26 Février 2016
February 24, 2016
The judiciary has challenged the government’s decades-long refusal to give “hibakusha” (A-bomb survivors) status to people who were outside the official “atomic-bombed areas” at the time of the 1945 nuclear attack on Nagasaki.
A group lawsuit was filed by 161 plaintiffs who experienced the atomic bombing in Nagasaki but have been denied government support as hibakusha because they were 7 to 12 kilometers from ground zero and outside the official “atomic-bombed areas.” The Nagasaki District Court on Feb. 22 recognized 10 of the plaintiffs as hibakusha.
When a system was set up in 1957 to provide official support to hibakusha, the central government designated atomic-bombed areas according to municipal boundaries of the time, and the areas were gradually expanded over time.
Although the Nagasaki court acknowledged only a small number of the plaintiffs as hibakusha, the ruling is of considerable significance.
The traditional system of sorting hibakusha and non-hibakusha just on the basis of whether they were inside or outside the demarcation lines was never reasonable. The government must revise this system to deal more flexibly with individual cases.
Theoretically, no initial radiation from the nuclear blast reached the locations where the plaintiffs were at the time of the bombing. But during the trial, much of the argument focused on the possibility that they suffered health damage from radioactive materials that were carried fairly long distances by dust and rain.
The government always maintained that any exposure to radiation should be negligible outside the atomic-bombed areas.
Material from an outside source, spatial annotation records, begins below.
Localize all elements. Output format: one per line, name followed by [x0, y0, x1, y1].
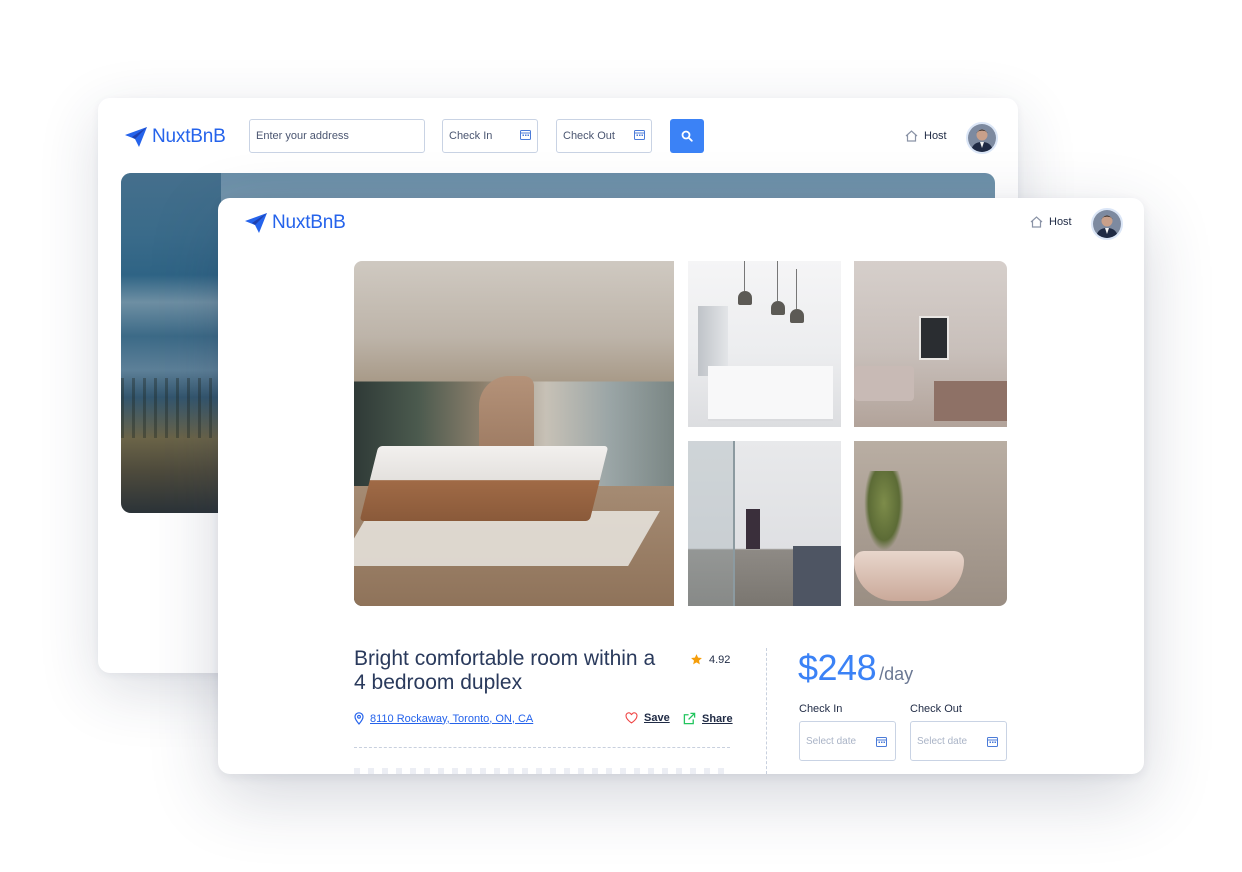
host-label: Host [924, 130, 947, 142]
home-icon [905, 130, 918, 142]
pendant-lamp [790, 269, 804, 323]
calendar-icon [987, 737, 998, 747]
wall-art [919, 316, 949, 360]
pendant-lamp [771, 261, 785, 315]
paper-plane-icon [245, 213, 267, 233]
price-unit: /day [879, 664, 914, 684]
listing-title: Bright comfortable room within a 4 bedro… [354, 647, 656, 694]
check-in-date-picker[interactable]: Select date [799, 721, 896, 761]
plant [864, 471, 904, 551]
check-in-label: Check In [799, 703, 843, 715]
host-link[interactable]: Host [905, 130, 947, 142]
front-logo[interactable]: NuxtBnB [244, 212, 346, 234]
shower-glass [688, 441, 735, 606]
bathtub [854, 551, 964, 601]
check-in-field[interactable]: Check In [442, 119, 538, 153]
bed [359, 446, 609, 521]
home-icon [1030, 216, 1043, 228]
address-search-input[interactable]: Enter your address [249, 119, 425, 153]
gallery-kitchen-photo[interactable] [688, 261, 841, 427]
brand-name: NuxtBnB [152, 126, 226, 147]
price-amount: $248 [798, 647, 877, 688]
gallery-bathroom-photo[interactable] [688, 441, 841, 606]
check-out-placeholder: Select date [917, 735, 968, 747]
sofa [854, 366, 914, 401]
beach-photo [121, 173, 221, 513]
check-in-label: Check In [449, 130, 493, 142]
rating-value: 4.92 [709, 653, 731, 666]
share-label: Share [702, 712, 733, 725]
save-button[interactable]: Save [625, 712, 670, 724]
address-link[interactable]: 8110 Rockaway, Toronto, ON, CA [354, 712, 533, 725]
gallery-bathtub-photo[interactable] [854, 441, 1007, 606]
heart-icon [625, 712, 638, 724]
calendar-icon [520, 130, 531, 140]
save-label: Save [644, 712, 670, 724]
address-text: 8110 Rockaway, Toronto, ON, CA [370, 712, 534, 725]
back-logo[interactable]: NuxtBnB [124, 126, 226, 148]
calendar-icon [634, 130, 645, 140]
paper-plane-icon [125, 127, 147, 147]
avatar[interactable] [966, 122, 998, 154]
check-out-field[interactable]: Check Out [556, 119, 652, 153]
star-icon [691, 654, 702, 665]
vertical-divider [766, 648, 767, 774]
check-in-placeholder: Select date [806, 735, 857, 747]
price: $248 /day [798, 647, 913, 689]
brand-name: NuxtBnB [272, 212, 346, 233]
map-pin-icon [354, 712, 364, 725]
check-out-label: Check Out [910, 703, 962, 715]
bed [934, 381, 1007, 421]
host-link[interactable]: Host [1030, 216, 1072, 228]
calendar-icon [876, 737, 887, 747]
search-icon [681, 130, 693, 142]
check-out-date-picker[interactable]: Select date [910, 721, 1007, 761]
rating: 4.92 [690, 653, 730, 666]
external-link-icon [683, 712, 696, 725]
gallery-bedroom-photo[interactable] [854, 261, 1007, 427]
pendant-lamp [738, 261, 752, 305]
towel [746, 509, 760, 549]
vanity [793, 546, 841, 606]
host-label: Host [1049, 216, 1072, 228]
search-button[interactable] [670, 119, 704, 153]
kitchen-island [708, 366, 833, 421]
avatar[interactable] [1091, 208, 1123, 240]
share-button[interactable]: Share [683, 712, 733, 725]
gallery-main-bedroom-photo[interactable] [354, 261, 674, 606]
check-out-label: Check Out [563, 130, 615, 142]
divider [354, 747, 730, 748]
faded-content-row [354, 768, 730, 774]
address-placeholder: Enter your address [256, 130, 349, 142]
However, the Nagasaki court ruled that, in consideration of internal radiation exposure from breathing and ingesting contaminated food and drink, it was possible for people to have been exposed to high-level radiation even in some areas outside the officially designated areas.
The court effectively urged the government to step out of its inflexible mind-set.
And based on data concerning the 2011 accident at the Fukushima No. 1 nuclear power plant run by Tokyo Electric Power Co., the court indicated that 25 millisieverts--an equivalent of 10 years of exposure to radiation occurring in nature--as the level that causes health damage.
However, it would be difficult to use that level as a new yardstick for determining who are hibakusha and who are not.
Because World War II ended shortly after the Hiroshima and Nagasaki bombings, there is only a limited amount of research data available to estimate the levels of radiation the citizens of these cities were exposed to.
And legally, the status of hibakusha is not determined by radiation doses.
The reality of science today is that there are still many unknowns about the effects of nuclear bombs on the human body. Therefore, it is unreasonable of the government to refuse to acknowledge people as hibakusha unless they can present scientific proof.
We think the realistic approach would be to still use the atomic-bombed areas as a basic criterion but acknowledge anyone as hibakusha--unless there is irrefutable proof to the contrary--even if they were outside the designated areas at the time of the blast.
In Hiroshima, people who were exposed to radioactive “black rain” outside the designated areas went to court last autumn, demanding to be recognized as hibakusha. It is just too sad that survivors of the atomic bombings still have to fight the government 70 years after the war.
Older plaintiffs are dying. There is no time left. The government must take urgent action to put the matter to rest.